Sus manos recorren tu cuerpo, bajando el vestido por tus hombros hasta que caes desnuda ante él, tus pezones duros como piedras bajo su mirada ardiente. Estás de vedette, mi reina, dice, y tú ríes, quitándole la camiseta para lamer su pecho, saboreando el salado sudor mezclado con su esencia masculina. Él gime, un sonido gutural que vibra en tu clítoris, y te carga en brazos hasta la cama de pétalos secos que crujen bajo tu peso.

Ahí empieza la escalada.

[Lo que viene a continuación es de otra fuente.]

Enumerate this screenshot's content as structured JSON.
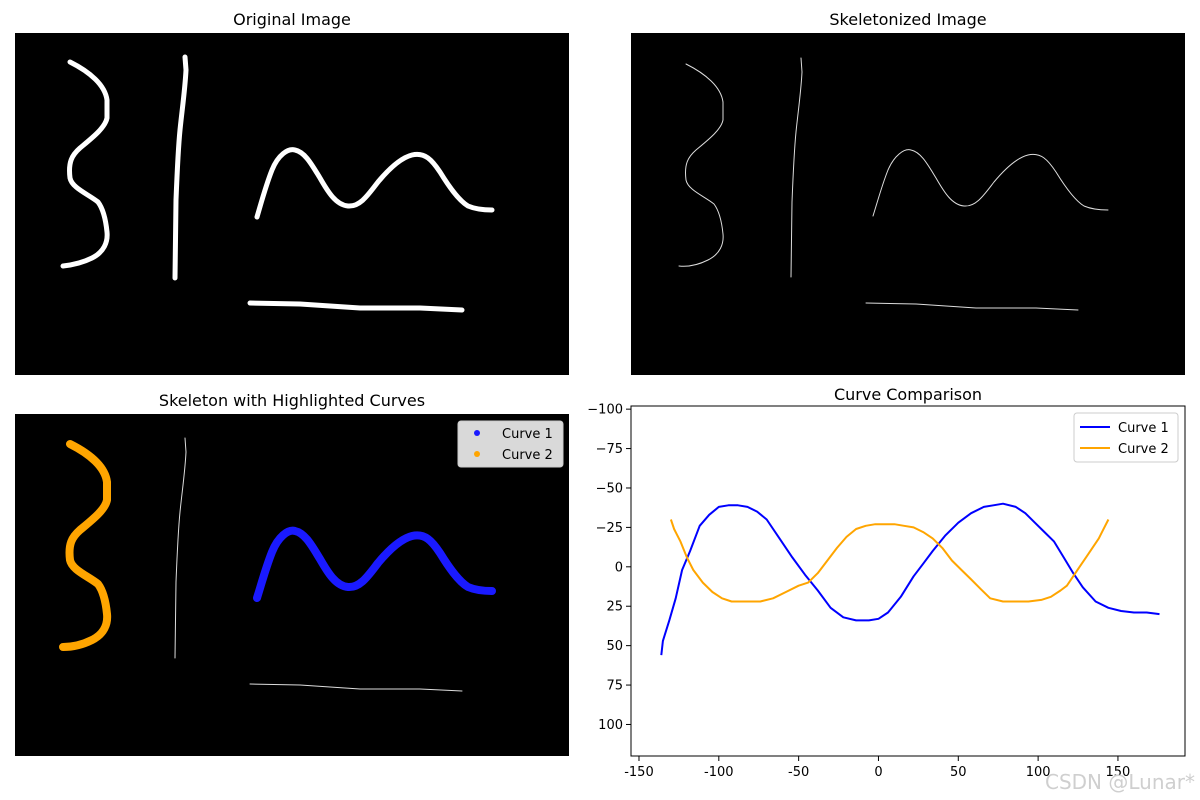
{
  "panels": {
    "original_title": "Original Image",
    "skeleton_title": "Skeletonized Image",
    "highlight_title": "Skeleton with Highlighted Curves",
    "highlight_legend": [
      {
        "label": "Curve 1",
        "color": "#1a1aff"
      },
      {
        "label": "Curve 2",
        "color": "#ffa500"
      }
    ]
  },
  "chart_data": {
    "type": "line",
    "title": "Curve Comparison",
    "xlabel": "",
    "ylabel": "",
    "xlim": [
      -155,
      192
    ],
    "ylim": [
      120,
      -102
    ],
    "y_inverted": true,
    "xticks": [
      -150,
      -100,
      -50,
      0,
      50,
      100,
      150
    ],
    "yticks": [
      -100,
      -75,
      -50,
      -25,
      0,
      25,
      50,
      75,
      100
    ],
    "legend_position": "top-right",
    "series": [
      {
        "name": "Curve 1",
        "color": "#0000ff",
        "x": [
          -136,
          -135,
          -131,
          -127,
          -123,
          -118,
          -112,
          -106,
          -100,
          -94,
          -88,
          -82,
          -76,
          -70,
          -62,
          -54,
          -46,
          -38,
          -30,
          -22,
          -14,
          -6,
          0,
          6,
          14,
          22,
          28,
          34,
          42,
          50,
          58,
          66,
          72,
          78,
          86,
          92,
          98,
          104,
          110,
          116,
          122,
          128,
          136,
          144,
          152,
          160,
          168,
          176
        ],
        "y": [
          56,
          47,
          34,
          20,
          2,
          -10,
          -26,
          -33,
          -38,
          -39,
          -39,
          -38,
          -35,
          -30,
          -18,
          -6,
          5,
          15,
          26,
          32,
          34,
          34,
          33,
          29,
          19,
          6,
          -2,
          -10,
          -20,
          -28,
          -34,
          -38,
          -39,
          -40,
          -38,
          -34,
          -28,
          -22,
          -16,
          -6,
          4,
          13,
          22,
          26,
          28,
          29,
          29,
          30
        ]
      },
      {
        "name": "Curve 2",
        "color": "#ffa500",
        "x": [
          -130,
          -128,
          -126,
          -124,
          -120,
          -116,
          -110,
          -104,
          -98,
          -92,
          -86,
          -80,
          -74,
          -66,
          -58,
          -50,
          -44,
          -38,
          -32,
          -26,
          -20,
          -14,
          -8,
          -2,
          4,
          10,
          16,
          22,
          28,
          34,
          40,
          46,
          52,
          58,
          64,
          70,
          78,
          86,
          94,
          102,
          108,
          114,
          118,
          122,
          126,
          130,
          134,
          138,
          140,
          144
        ],
        "y": [
          -30,
          -24,
          -20,
          -16,
          -6,
          2,
          10,
          16,
          20,
          22,
          22,
          22,
          22,
          20,
          16,
          12,
          10,
          4,
          -4,
          -12,
          -19,
          -24,
          -26,
          -27,
          -27,
          -27,
          -26,
          -25,
          -22,
          -18,
          -12,
          -4,
          2,
          8,
          14,
          20,
          22,
          22,
          22,
          21,
          19,
          15,
          12,
          6,
          0,
          -6,
          -12,
          -18,
          -22,
          -30
        ]
      }
    ]
  },
  "watermark": "CSDN @Lunar*"
}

Javier besa cada centímetro de tu piel: el hueco de tu clavícula que huele a tu perfume floral, los senos que chupa con labios voraces, mordisqueando hasta que arqueas la espalda y gritas ¡no pares, pendejo!. Sus dedos bajan por tu vientre, rozando el monte de Venus húmedo, y cuando tocan tu concha empapada, sientes chispas. Estás chorreando por mí, murmura, y mete dos dedos adentro, curvándolos para rozar ese punto que te hace ver estrellas. Tú jadeas, el sonido de tus jugos chapoteando llenando la habitación, mientras tu mano baja a su short y liberas su verga gruesa, venosa, palpitando en tu palma caliente.

Lo masturbas lento, sintiendo la piel suave sobre el acero duro, el precum salado en tu lengua cuando te arrodillas y lo chupas. Él agarra tu cabello, no fuerte, solo guiándote, gimiendo ¡qué rico, carnala!. La tensión es insoportable ahora, vuestros cuerpos brillando de sudor bajo la luz de la luna que se cuela por las rendijas. Te sube a horcajadas, y tú lo montas despacio al principio, sintiendo cómo te llena centímetro a centímetro, estirándote deliciosamente. Valor y pasión, piensas en ese momento, porque él te mira a los ojos mientras embistes, profundo y rítmico, como si quisiera fundirse en ti.

El ritmo acelera: tus caderas girando, sus manos amasando tu culo, el slap-slap de piel contra piel mezclándose con vuestros gemidos. Sientes el orgasmo construyéndose, una ola gigante en tu vientre, mientras él te dice ven, mi amor, córrete para mí. Explotas primero, tu concha contrayéndose alrededor de su verga, chorros de placer mojando sus bolas, gritando su nombre al cielo. Él te sigue segundos después, gruñendo como animal, llenándote con jetas calientes que sientes chorrear adentro.

Caen exhaustos, cuerpos enredados, el olor a sexo impregnando el aire: sudor, semen, tu esencia dulce. Javier te besa la frente, suave, y tú pones la cabeza en su pecho, escuchando su corazón ralentizarse. Esto fue el valor de la pasión verdadera, piensas, mientras la brisa marina entra refrescando vuestras pieles. Duermen así, con la promesa de más noches como esta, en este paraíso mexicano donde el deseo no tiene fin.